By Thomas L. Friedman
When one looks across the Arab world today at the stunning spontaneous democracy uprisings, it is impossible to not ask: What are we doing spending $110 billion this year supporting corrupt and unpopular regimes in Afghanistan and Pakistan that are almost identical to the governments we’re applauding the Arab people for overthrowing?
Ever since 9/11, the West has hoped for a war of ideas within the Muslim world that would feature an internal challenge to the violent radical Islamic ideology of Osama bin Laden and Al Qaeda. That contest, though, never really materialized because the regimes we counted on to promote it found violent Muslim extremism a convenient foil, so they allowed it to persist.

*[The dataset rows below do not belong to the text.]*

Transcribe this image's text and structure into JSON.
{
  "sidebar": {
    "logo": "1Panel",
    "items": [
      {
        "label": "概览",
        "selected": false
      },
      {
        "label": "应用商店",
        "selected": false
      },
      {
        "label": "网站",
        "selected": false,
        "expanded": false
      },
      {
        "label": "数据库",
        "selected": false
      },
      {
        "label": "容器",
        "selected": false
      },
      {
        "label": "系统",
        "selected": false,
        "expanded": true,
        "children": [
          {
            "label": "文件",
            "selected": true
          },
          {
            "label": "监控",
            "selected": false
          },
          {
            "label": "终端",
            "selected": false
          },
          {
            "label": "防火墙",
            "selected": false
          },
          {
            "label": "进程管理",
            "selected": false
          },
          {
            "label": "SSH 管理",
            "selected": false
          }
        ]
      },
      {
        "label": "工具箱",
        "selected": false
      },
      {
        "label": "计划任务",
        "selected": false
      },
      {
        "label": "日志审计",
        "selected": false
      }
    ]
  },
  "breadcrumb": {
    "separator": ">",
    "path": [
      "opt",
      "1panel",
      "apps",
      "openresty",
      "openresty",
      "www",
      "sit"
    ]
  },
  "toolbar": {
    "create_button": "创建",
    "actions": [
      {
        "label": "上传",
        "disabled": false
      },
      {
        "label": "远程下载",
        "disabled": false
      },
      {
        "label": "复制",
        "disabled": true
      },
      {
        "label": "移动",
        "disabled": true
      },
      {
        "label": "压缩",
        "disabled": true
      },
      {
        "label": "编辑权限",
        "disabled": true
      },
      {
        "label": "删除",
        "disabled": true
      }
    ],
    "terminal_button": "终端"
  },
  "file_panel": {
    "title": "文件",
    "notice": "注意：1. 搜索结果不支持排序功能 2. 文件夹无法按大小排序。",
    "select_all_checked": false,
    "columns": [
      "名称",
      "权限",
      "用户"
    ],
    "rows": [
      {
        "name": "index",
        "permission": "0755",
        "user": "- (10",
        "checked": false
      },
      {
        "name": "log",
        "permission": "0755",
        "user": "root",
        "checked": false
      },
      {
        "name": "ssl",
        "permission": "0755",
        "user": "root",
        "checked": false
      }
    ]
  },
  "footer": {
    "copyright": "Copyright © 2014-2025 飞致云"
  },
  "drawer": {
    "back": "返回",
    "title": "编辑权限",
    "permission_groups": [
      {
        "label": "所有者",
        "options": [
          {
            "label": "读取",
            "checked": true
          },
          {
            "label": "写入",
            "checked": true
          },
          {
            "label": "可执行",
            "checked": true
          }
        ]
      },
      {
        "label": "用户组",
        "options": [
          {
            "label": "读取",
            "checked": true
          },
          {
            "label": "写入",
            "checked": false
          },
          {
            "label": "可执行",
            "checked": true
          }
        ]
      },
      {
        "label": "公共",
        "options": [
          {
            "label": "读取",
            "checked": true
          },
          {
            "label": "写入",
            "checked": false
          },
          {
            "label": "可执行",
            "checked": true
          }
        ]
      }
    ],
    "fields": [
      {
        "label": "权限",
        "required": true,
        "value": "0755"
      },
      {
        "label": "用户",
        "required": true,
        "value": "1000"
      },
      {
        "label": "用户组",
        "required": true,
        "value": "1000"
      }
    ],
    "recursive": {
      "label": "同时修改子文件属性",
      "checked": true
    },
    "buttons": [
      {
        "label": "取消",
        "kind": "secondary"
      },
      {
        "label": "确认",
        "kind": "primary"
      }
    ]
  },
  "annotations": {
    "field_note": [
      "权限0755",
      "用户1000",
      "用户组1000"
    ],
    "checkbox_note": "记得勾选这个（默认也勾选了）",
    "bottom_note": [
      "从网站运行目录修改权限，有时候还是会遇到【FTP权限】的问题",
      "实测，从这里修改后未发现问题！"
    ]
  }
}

Moreover, these corrupt, crony capitalist Arab regimes were hardly the ideal carriers for an alternative to bin Ladenism. To the contrary, it was their abusive behavior and vicious suffocation of any kind of independent moderate centrist parties that fueled the extremism even more.
Now the people themselves have taken down those regimes in Egypt and Tunisia, and they’re rattling the ones in Libya, Yemen, Bahrain, Oman and Iran. They are not doing it for us, or to answer bin Laden. They are doing it by themselves for themselves — because they want their freedom and to control their own destinies. But in doing so they have created a hugely powerful, modernizing challenge to bin Ladenism, which is why Al Qaeda today is tongue-tied. It’s a beautiful thing to watch.
Al Qaeda’s answer to modern-day autocracy was its version of the seventh-century Caliphate. But the people — from Tunisia to Yemen — have come up with their own answer to violent extremism and the abusive regimes we’ve been propping up. It’s called democracy. They have a long way to go to lock it in. It may yet be hijacked by religious forces. But, for now, it is clear that the majority wants to build a future in the 21st century, not the seventh.
In other words, the Arab peoples have done for free, on their own and for their own reasons, everything that we were paying their regimes to do in the “war on terrorism” but they never did.
And that brings me back to Afghanistan and Pakistan. Last October, Transparency International rated the regime of President Hamid Karzai in Afghanistan as the second most corrupt in the world after Somalia’s. That is the Afghan regime we will spend more than $110 billion in 2011 to support.
And tell me that Pakistan’s intelligence service, ISI, which dominates Pakistani politics, isn’t the twin of Hosni Mubarak’s security service. Pakistan’s military leaders play the same game Mubarak played with us for years. First, they whisper in our ears: “Psst, without us, the radical Islamists will rule. So we may not be perfect, but we’re the only thing standing in the way of the devil.” In reality, though, they are nurturing the devil. The ISI is long alleged to have been fostering anti-Indian radical Muslim groups and masterminding the Afghan Taliban.
Apart from radical Islam, the other pretext the Pakistani military uses for its inordinate grip on power is the external enemy. Just as Arab regimes used the conflict with Israel for years to keep their people distracted and to justify huge military budgets, Pakistan’s ISI tells itself, the Pakistani people and us that it can’t stop sponsoring proxies in Afghanistan because of the “threat” from India.
Here’s a secret: India is not going to invade Pakistan. It is an utterly bogus argument. India wants to focus on its own development, not owning Pakistan’s problems. India has the second-largest Muslim population on the planet, more even than Pakistan. And while Indian Muslims are not without their economic and political grievances, they are, on the whole, integrated into India’s democracy because it is a democracy. There are no Indian Muslims in Guantánamo Bay.
Finally, you did not need to dig very far in Egypt or Jordan to hear that one reason for the rebellion in Egypt and protests in Jordan was the in-your-face corruption and crony capitalism that everyone in the public knew about.
That same kind of pillaging of assets — natural resources, development aid, the meager savings of a million Kabul Bank depositors and crony contracts — has fueled a similar anger against the regime in Afghanistan and undermined our nation-building efforts there.
The truth is we can’t do much to consolidate the democracy movements in Egypt and Tunisia. They’ll have to make it work themselves. But we could do what we can, which is divert some of the $110 billion we’re lavishing on the Afghan regime and the Pakistani Army and use it for debt relief, schools and scholarships to U.S. universities for young Egyptians and Tunisians who had the courage to take down the very kind of regimes we’re still holding up in Kabul and Islamabad.
I know we can’t just walk out of Afghanistan and Pakistan; there are good people, too, in both places. But our involvement in these two countries — 150,000 troops to confront Al Qaeda — is totally out of proportion today with our interests and out of all sync with our values.